I hate buying cell phones.
Well, I hate buying any tech, really, but cell phones especially. I hate spending money on something that will become essentially useless in two years. If I spend over $100 on anything I want to bequeath it to my ancestors. I want the family to gather around the Christmas table and pull out great-great-grandma Erin’s antique Galaxy S7 they usually display in their curio cabinet and reminisce about a simpler time.
At the risk of sounding like a grumpy old man, why don’t they make things like they used to? It bothers me that we have built into our lives this rhythm of tossing costly things aside. I notice it most in fashion and tech. There’s an understanding that in a year or two, or as soon as next season, what you have now will be out of style and out of date. We are expected to throw our money at it and then throw it away. This is partly why I have hoarder-like tendencies. I’ll go to toss something out and there’s this tug, “But this cost me something…I gave something up to bring this into my life and now I’m stuffing it into a giant black bag…” It feels wrong, like I should never have bought those things in the first place.
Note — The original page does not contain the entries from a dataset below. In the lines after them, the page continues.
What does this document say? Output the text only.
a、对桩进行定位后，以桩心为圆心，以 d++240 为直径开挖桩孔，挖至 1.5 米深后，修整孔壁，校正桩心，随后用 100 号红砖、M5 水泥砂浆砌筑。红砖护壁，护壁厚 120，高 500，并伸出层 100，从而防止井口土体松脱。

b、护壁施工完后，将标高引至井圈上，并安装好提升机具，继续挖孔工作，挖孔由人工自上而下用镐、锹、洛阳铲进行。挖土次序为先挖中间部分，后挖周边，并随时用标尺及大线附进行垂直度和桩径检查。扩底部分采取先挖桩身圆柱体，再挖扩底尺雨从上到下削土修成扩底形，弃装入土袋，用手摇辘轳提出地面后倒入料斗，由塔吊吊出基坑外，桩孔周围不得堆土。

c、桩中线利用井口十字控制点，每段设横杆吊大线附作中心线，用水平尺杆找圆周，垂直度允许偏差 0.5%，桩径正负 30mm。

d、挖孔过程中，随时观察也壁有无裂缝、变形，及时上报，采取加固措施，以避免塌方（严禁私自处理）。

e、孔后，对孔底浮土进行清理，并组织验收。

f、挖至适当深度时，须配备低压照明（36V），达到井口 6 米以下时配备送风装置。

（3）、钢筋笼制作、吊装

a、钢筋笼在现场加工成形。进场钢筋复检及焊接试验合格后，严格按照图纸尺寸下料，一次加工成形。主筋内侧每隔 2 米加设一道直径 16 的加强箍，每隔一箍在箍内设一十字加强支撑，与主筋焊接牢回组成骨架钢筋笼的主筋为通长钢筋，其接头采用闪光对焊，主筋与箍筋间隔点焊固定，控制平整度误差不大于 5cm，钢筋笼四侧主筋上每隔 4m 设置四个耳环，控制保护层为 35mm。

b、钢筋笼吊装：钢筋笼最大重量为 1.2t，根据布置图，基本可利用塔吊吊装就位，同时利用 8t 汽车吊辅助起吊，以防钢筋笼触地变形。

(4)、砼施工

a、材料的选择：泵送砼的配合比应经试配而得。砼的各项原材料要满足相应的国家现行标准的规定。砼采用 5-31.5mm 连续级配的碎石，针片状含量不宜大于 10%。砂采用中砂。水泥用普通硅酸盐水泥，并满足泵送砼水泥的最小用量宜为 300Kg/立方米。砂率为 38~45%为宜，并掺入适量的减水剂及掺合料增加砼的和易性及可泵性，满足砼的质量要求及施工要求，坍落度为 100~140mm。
I think this rhythm of cheapening the objects that surround us has led to us cheapening much more important things. Things like grace.
Yes, grace is a gift freely given to us. Grace is not based on anything we bring to the table. We can grab hold of grace, die right now, and be eternally in His presence never having done one other holy thing.
When I think about grace, I always think of the thief hanging on the cross next to Jesus who says, “Lord, remember me when you come into your kingdom.” And Jesus answers, “I tell you the truth, today you will be with me in paradise.” (Luke 23:42-43) Today. Just like that. No other fancy prayers or ceremonies or good works needed. He just had to ask.
It was free to the thief, but it was very expensive for Jesus. And He didn’t pay this price for grace just for grace’s sake. He paid it for us. He thought, “What is it worth to me to have these people in my house?” And He decided on crucifixion and resurrection.
1 Corinthians 6:19-20 says, “You are not your own. You have been bought at a price.” We have been purchased and the price was steep. But we often live like it cost nothing at all. We make choices every day that devalue the price Christ paid for us. Maybe we say thank you for that ticket to heaven, for that washing of sins, but it’s just an assurance that we’re on the the right team, we bought the right ticket. We bank it for later but don’t utilize it in our day to day.
What would it look like if we lived everyday like we understood what grace cost Him and what it bought us? What if I lived in agreement with that costly grace? What if I treated my own life like something precious, enduring, expensive? What if I set about creating rhythms that honored the fact that I am meant for eternity? What would I take in and what would I let out?
First, I think we’d pray more and spend more time in His word.
If we really understood the value of this access we now have because the sin that separates us from the Holy of Holies has been rendered null and void, we would march to that throne in boldness. We would sit at His feet, bury our heads in His lap, tell Him how much we love Him, and drink up every word He gave back. We wouldn’t feel stupid. We wouldn’t feel timid. We would sit right down in the place He bought for us and know it is exactly where we belong.
I also think we would strive less and agree more.
Jesus’ sacrifice made us fit to stand before Him unashamed. If we really believed that was true, would we ever feel ashamed to stand before anyone else? Would we let fear of someone else’s judgment have sway over our lives? Or would we agree with who God says we are and stop trying so dang hard? God is not a liar (Numbers 23:19), so when He calls us daughters and sons, when He says He created us in His image, when He says He has raised us up and seated us with Him in the heavens in Christ Jesus (Ephesians 2:6) we need to agree with Him.
If I agree with Him that I am His workmanship, created for good works that He has prepared ahead of time for me to do (Ephesians 2:10), how does that impact how I spend my time? Do I choose to hide from problems or people? Do I numb with Netflix or substances or relationships? Do I devalue this miracle of a body God has given me with poor nutrition, lack of movement, or by how I let other people see and use it? And in doing so demonstrate that Jesus is not my comfort and my strength?
Or do I grab hold of His grace, agree with what He says about Himself and about me, and make choices about my day knowing that nothing that happens can change His mind about me but that every action I make in agreement with Him is transformative. I will make choices that agree that Jesus is enough for me, He is everything He says He is, and I am everything He says I am.
Finally, I think we would share that grace with joy and abandon.
For one, I can’t agree that I am fearfully and wonderfully made in God’s image and not believe the same for everyone else. I can’t believe that with the high price Jesus paid there’s not enough to go around. You don’t buy dinner for your family and never even bother to tell half of them it’s time to eat. To not invite others into the grace you have received is wasteful. Let’s test the limits of how many people we can fit at God’s table. Extend the invitation as extravagantly as it has been extended to you and just see if He doesn’t have room for us all.
When God set out to buy us back, He was not shopping for deals. He did not take shortcuts. He did not settle for the off-brand version of His ideal. We are created to be top-of-the-line. We were created to be like Him and near Him. We were built to last. We were built for eternity and it broke our Maker’s heart to see us cast aside and living in darkness. Our sin separated us from God, but we were bought back at a high, high price.
Grace was not cheap so let’s live like we agree with the high price placed on us.